Without mathematics there would be no tax returns to file and no interest on home loans, says a Weber State College professor.
"But then," said Lee Badger, associate professor of mathematics, "there would also be no income to tax or geometry to design structurally sound homes."Mathematicians will be trying to bring their world of numbers and calculations into the spotlight during National Mathematics Awareness Week April 24-30.
Badger said a world without mathematics "might be a simpler world, but it would also be less convenient.
"Correct geometry allows one to build more stable buildings and stronger ships. With it and trigonometry one can accurately survey and so establish property boundaries that are lost, and measure distances across inaccessible regions."
Badger said the ancient Greeks used mathematics to chart the stars and develop the calendar. That calendar that increased trade and led to the discovery of the new world and world exploration.
It was 16th-century mathematics that made our 20th-century space exploration possible, said Badger.
"No other mathematical discovery since the mathematics of the Greeks has influenced our lives more than calculus," he said. "Today the laws of calculus allow us to give precise directions for placement of satellites and space probes."

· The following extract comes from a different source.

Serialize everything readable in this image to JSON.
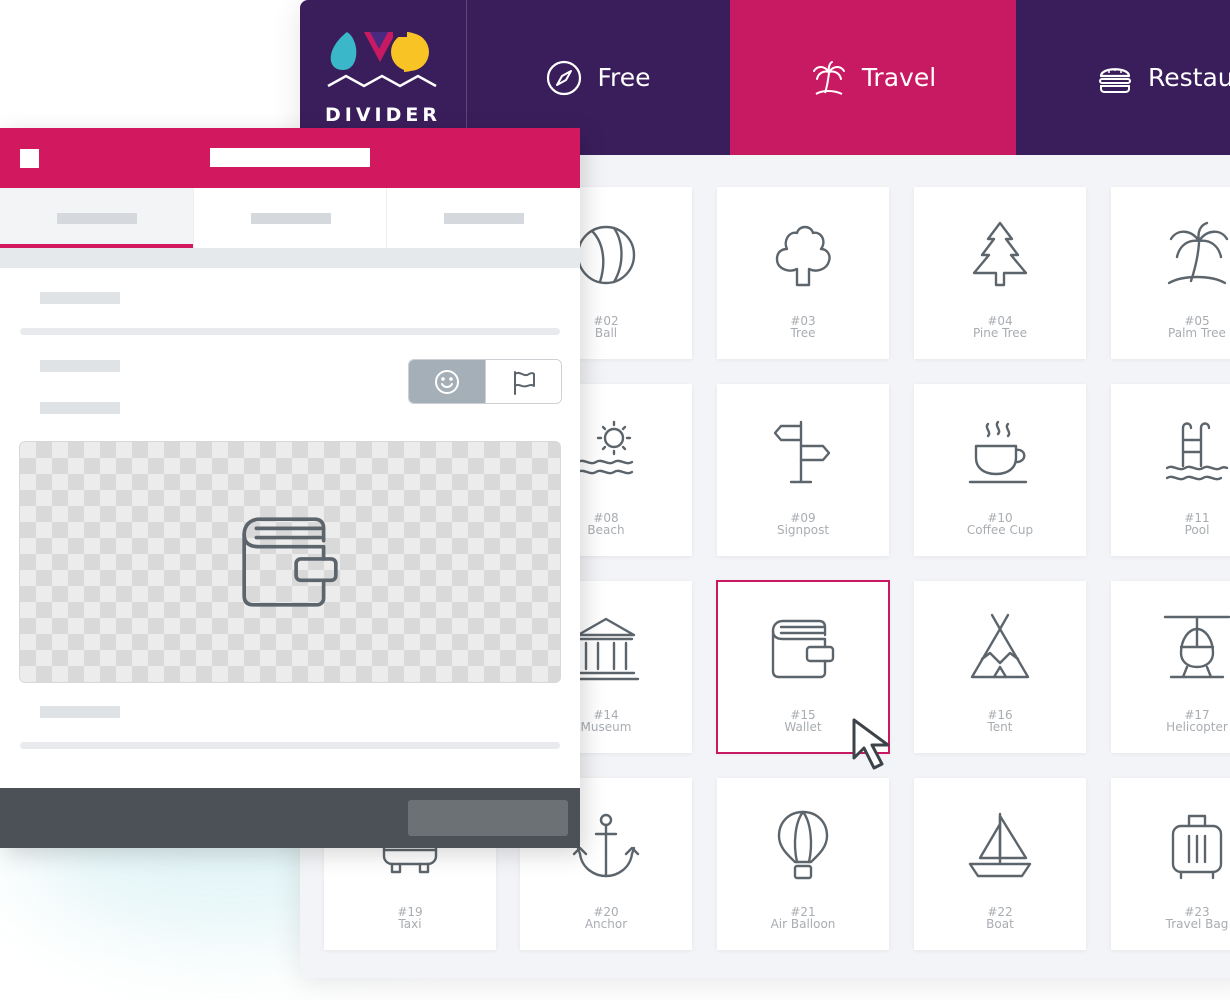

Calculus combined with other sciences resulted in development of weather satellites and forecasting, communications satellites, long-distance telephoning, planet study and photography, airplanes and electronic circuitry.
Mathematics, said Badger, can also be helpful in less-scientific areas such as predicting the roll of a pair of dice, the next claim to an insurance company, how long your microwave oven will last or the reliability of a traffic light.
"Using a branch of mathematics called probability, we can analyze long-term trends in uncertain events.
"This allows us to calculate the odds in a crap game and determine which player those odds favor," he said. "Likewise we can predict the number and type of claims that an insurance company can expect in the coming year and determine what a reasonable insurance rate should be.
"Mathematics saves us millions of dollars every year by determining the most cost-effective way to accomplish such tasks as transporting goods between warehouses and markets, designing meals that meet certain nutritional requirements, or matching workers with jobs for which they are most qualified."
The computer, which Badger calls a child of mathematics, "will surely have the most significant impact on society since the industrial revolution."
Originally used during World War II to crack German codes, the computer has revolutionized bookkeeping, word processing and industry.
"Computers control robots that clean up toxic chemical spills in the work place," he said. "They allow surgeons to see a tumor without exploratory surgery, they allow chemists to develop drugs that promote a healthier life, they enable the blind to read print, and may even enable them to `see.' "
Tomorrow's computers, said Badger, "should be totally voice controlled. You will actually be able to talk to your computer and it will respond."
Badger said that while discoveries in mathematics have been considerable, it is debatable whether or not they have all been beneficial. "The same ability to prescribe orbits for satellites allows us to compute trajectories of cannonballs and intercontinental ballistic missiles," he said. "Mathematics and science developed the atom bomb and nerve gas."
"Because of mathematics, the standard of living and longevity have increased, but so have ulcers."